A tired tern hitchhiked across the equator with us yesterday. We anchored for the night in an open bay 15 miles north of Caraquez, allowing arrival at the Bahia pilot pickup point at high tide the next day.
The river mouth at Bahia Caraquez is entered through a rather dodgy, shallow channel. Entry is restricted to one hour either side of high water. A pilot is strongly recommended and we were very pleased to have a local fisherman, Pedro, in the cockpit advising us. You go boldly in, straight toward the rocks, and turn left at the very last moment, with your heart in your mouth, breaking seas on the beam and in worryingly shallow water.
Inside, the bay is large and the fore and aft moorings are robust. A dozen yachts are here waiting or just sitting.
For Maxine this is the end of our tedious but interesting little journey. She has dried out (literally and figuratively) after last night’s wine-sodden evening at the restaurant and a mis-step into the dinghy at the jetty. After a visit to Quito she flies home and, as always, will be missed.

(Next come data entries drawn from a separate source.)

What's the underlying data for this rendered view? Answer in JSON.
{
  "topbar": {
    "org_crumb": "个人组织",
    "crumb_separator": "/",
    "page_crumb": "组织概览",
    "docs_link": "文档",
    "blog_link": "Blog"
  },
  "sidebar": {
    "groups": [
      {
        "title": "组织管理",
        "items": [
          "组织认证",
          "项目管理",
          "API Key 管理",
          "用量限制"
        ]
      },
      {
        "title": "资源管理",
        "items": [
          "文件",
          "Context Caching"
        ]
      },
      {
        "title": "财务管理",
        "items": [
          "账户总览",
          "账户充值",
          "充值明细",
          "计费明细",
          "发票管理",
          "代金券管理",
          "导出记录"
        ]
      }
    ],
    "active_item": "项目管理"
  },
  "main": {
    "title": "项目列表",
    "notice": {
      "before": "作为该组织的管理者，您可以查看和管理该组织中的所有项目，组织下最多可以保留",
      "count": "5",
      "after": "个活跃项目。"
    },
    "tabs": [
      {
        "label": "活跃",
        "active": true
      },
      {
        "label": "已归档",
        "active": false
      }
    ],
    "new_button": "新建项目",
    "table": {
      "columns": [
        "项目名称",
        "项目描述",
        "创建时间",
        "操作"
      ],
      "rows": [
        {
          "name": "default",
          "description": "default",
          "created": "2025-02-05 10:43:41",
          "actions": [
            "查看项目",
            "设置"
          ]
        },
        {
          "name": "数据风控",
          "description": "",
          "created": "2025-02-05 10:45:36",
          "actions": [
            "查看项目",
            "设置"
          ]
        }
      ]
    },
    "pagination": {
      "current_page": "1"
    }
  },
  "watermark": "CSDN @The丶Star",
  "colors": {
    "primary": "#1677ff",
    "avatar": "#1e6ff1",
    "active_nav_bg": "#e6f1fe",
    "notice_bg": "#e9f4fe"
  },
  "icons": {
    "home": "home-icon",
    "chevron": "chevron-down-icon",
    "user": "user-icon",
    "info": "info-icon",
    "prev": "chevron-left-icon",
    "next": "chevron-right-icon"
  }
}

Until Rosie arrives in 10 days I have the usual list of jobs to work through – indeed rather more than usual: sorting out how to repair those mainsail battens, fixing the Honda generator, solving the failure of the engine kill button, repairing leaks in the dinghy’s inflatable skirt, patching the tear in the genoa… the list goes on.
I briefly courted the idea of having Rosie bring me a replacement mainsail batten from Sydney, but I think LAN airways would draw the line at her bringing a 15′ long stick of fibreglass as accompanied baggage. I will try and pop rivet segments of batten over each of the breaks. If that fails I will use the lowest batten to replace the broken ones and sail with the first reef tucked into the main.
But this is a pleasant place to do it all. Our host at Puerto Amisted, Tripp Martin, is a genial and helpful Alabaman, whose open air watefront cafe, like his gorgeous wife, is a delight.